Lors des procès, les avocats attirent souvent l’attention sur l’une des failles de l’ADN : à l’heure actuelle, il ne peut être daté. A l’inverse, une empreinte digitale peut apparaître comme plus ou moins récente.
Un autre problème est régulièrement soulevé par la défense lors des audiences : celui du transfert d’ADN. Le “matériel” génétique “est un peu volatil : vous retrouvez des cheveux sur une scène de crime, OK. Mais pourquoi sont-ils présents ?” pointe Carine Didit, juge à Laval (Mayenne), déléguée USM (Union syndicale des magistrats). Prenons un exemple : l’auteur d’un meurtre va au cinéma avant de commettre son forfait. Sur sa veste se déposent quelques cheveux laissés par le précédent spectateur. Un de ces cheveux tombe ensuite accidentellement sur la scène de crime. Si le cinéphile est aussi fiché au Fnaeg, il risque de se retrouver impliqué dans un homicide pour avoir cédé aux appels du dernier film de Woody Allen.

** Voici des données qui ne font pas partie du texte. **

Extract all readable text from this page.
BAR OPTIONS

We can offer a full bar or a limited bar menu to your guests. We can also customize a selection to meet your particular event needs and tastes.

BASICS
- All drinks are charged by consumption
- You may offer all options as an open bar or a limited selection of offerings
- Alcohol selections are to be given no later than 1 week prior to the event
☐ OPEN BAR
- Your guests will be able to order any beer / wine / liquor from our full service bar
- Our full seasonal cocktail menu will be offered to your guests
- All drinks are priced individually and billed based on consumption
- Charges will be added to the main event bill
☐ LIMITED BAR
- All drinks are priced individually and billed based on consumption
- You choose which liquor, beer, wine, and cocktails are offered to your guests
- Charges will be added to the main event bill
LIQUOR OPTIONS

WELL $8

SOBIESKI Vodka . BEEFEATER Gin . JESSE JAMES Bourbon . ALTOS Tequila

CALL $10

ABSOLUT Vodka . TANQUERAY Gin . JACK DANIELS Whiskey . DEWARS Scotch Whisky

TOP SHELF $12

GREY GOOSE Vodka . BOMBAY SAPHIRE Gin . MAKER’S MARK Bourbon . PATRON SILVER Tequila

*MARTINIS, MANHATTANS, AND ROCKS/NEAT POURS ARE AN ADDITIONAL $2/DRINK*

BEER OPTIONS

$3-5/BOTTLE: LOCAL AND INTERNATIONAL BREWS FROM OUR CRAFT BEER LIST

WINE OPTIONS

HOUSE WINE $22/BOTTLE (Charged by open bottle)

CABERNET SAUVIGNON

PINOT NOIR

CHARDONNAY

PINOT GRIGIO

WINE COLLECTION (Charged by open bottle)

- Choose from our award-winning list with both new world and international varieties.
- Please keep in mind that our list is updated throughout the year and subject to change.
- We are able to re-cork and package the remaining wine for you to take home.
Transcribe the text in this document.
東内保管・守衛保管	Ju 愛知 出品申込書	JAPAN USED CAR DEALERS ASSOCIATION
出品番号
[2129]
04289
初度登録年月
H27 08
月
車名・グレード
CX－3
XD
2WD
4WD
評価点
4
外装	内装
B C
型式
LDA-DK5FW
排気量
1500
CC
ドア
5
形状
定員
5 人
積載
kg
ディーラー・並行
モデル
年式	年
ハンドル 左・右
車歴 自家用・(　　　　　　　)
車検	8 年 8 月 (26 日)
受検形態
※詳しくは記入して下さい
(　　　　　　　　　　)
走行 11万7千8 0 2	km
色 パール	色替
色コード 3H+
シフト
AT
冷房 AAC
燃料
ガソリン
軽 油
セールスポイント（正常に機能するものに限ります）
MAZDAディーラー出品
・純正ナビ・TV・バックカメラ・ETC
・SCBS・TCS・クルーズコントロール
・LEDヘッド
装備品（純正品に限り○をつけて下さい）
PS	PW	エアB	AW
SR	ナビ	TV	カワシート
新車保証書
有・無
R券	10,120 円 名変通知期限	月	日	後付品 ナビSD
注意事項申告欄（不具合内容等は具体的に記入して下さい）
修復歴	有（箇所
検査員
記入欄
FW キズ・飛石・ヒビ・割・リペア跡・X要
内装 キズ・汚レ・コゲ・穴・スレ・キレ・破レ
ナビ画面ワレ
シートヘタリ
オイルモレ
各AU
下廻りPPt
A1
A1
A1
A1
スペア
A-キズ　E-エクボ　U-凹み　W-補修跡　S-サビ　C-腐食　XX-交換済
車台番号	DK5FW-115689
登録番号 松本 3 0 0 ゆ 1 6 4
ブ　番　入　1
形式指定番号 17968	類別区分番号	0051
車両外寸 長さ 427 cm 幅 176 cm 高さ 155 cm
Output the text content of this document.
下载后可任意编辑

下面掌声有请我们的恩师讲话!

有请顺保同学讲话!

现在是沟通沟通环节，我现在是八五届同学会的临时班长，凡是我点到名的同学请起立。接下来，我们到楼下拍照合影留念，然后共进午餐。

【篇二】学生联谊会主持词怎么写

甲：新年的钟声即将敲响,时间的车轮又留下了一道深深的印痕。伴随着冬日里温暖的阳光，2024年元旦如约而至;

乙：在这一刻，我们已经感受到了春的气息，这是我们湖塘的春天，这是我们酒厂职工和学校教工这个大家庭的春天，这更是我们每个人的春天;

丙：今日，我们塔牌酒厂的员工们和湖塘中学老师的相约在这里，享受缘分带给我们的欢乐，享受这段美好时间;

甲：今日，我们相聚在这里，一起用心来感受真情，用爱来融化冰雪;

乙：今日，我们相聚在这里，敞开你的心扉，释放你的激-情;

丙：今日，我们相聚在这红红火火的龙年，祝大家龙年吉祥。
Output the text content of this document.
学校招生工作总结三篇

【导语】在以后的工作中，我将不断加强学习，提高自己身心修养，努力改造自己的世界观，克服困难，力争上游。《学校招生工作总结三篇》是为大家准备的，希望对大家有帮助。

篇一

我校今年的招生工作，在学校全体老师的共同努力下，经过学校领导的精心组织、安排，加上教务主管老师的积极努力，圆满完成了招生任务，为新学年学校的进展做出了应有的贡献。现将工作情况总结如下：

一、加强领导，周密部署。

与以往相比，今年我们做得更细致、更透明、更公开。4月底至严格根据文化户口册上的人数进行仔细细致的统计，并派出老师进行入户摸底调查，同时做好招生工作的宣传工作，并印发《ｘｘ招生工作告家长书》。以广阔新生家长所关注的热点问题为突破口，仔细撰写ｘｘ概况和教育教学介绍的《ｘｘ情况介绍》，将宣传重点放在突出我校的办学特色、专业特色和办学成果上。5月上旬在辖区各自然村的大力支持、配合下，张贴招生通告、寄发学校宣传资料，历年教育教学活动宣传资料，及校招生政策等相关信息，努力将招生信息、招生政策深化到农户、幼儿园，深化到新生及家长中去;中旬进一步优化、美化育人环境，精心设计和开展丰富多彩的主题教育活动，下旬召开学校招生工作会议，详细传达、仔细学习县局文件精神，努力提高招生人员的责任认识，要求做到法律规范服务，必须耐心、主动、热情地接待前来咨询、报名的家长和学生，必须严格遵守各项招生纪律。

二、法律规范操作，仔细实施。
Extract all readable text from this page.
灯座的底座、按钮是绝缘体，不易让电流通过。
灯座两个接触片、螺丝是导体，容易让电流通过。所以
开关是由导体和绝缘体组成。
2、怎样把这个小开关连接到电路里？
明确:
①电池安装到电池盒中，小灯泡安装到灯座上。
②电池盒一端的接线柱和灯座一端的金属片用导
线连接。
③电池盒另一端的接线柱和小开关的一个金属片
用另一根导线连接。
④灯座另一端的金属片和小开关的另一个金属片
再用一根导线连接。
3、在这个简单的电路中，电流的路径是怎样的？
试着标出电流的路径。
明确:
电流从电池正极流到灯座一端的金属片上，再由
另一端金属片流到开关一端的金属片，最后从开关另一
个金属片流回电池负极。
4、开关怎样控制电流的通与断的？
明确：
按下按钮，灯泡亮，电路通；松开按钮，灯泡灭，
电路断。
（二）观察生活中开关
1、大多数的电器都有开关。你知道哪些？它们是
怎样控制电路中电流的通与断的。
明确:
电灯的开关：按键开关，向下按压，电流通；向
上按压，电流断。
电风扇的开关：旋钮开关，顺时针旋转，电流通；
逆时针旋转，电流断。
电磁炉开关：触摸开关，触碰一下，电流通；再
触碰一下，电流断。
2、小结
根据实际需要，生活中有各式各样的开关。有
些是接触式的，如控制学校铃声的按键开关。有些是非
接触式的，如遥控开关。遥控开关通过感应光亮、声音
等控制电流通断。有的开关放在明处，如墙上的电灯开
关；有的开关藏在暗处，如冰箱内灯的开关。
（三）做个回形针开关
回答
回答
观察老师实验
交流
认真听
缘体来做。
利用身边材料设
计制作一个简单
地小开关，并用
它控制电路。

Cet argument a été utilisé, en vain, par les avocats de Sébastien Malinge dans l’affaire du meurtre du parking des Italiens, à Avignon (Vaucluse). Le dimanche 28 novembre 2010, aux abords de ce parking à ciel ouvert, en contrebas d’un fossé, Michèle Martinez, 66 ans, est retrouvée morte, le visage massacré à coups de pierres, et un tournevis planté dans la tempe gauche. Des traces ADN retrouvées sur les manches de sa veste et sous ses ongles accusent Sébastien Malinge, fiché au Fnaeg pour des affaires d'exhibition et d'agression sexuelle.
Ce dernier nie avoir jamais croisé la victime. En revanche, il affirme avoir découvert juste avant son premier procès que la fille de la retraitée n’était autre que sa maîtresse au moment des faits. Il s’était rendu alors plusieurs fois chez elle (et donc chez la victime). “Et si la veste portée par la victime était celle de sa fille, ex-amante de l'accusé, cela pourrait-il expliquer son ADN retrouvé sur les manches et sous les ongles de celle-ci ?” s’est interrogée la défense lors du procès en appel, suivi en direct par Le Dauphiné Libéré. La cour n’a pas été convaincue par cet argument et a condamné Sébastien Malinge à trente ans de réclusion.
“Les gros débats aux assises portent souvent sur ces questions de transferts d’ADN, nous confirme l’expert Laurent Pene. Les avocats remettent rarement en cause la présence du profil génétique de leur client, mais démentent sa présence au moment des faits.” “Dans le cas du parking des Italiens, poursuit-il, c’est inadmissible que les enquêteurs ne se soient pas aperçus que le suspect avait connu la fille de la victime. Le problème du transfert, c’est du travail d’enquête pur et dur. Il n’y aura jamais de réponse nette sur le plan de la science.”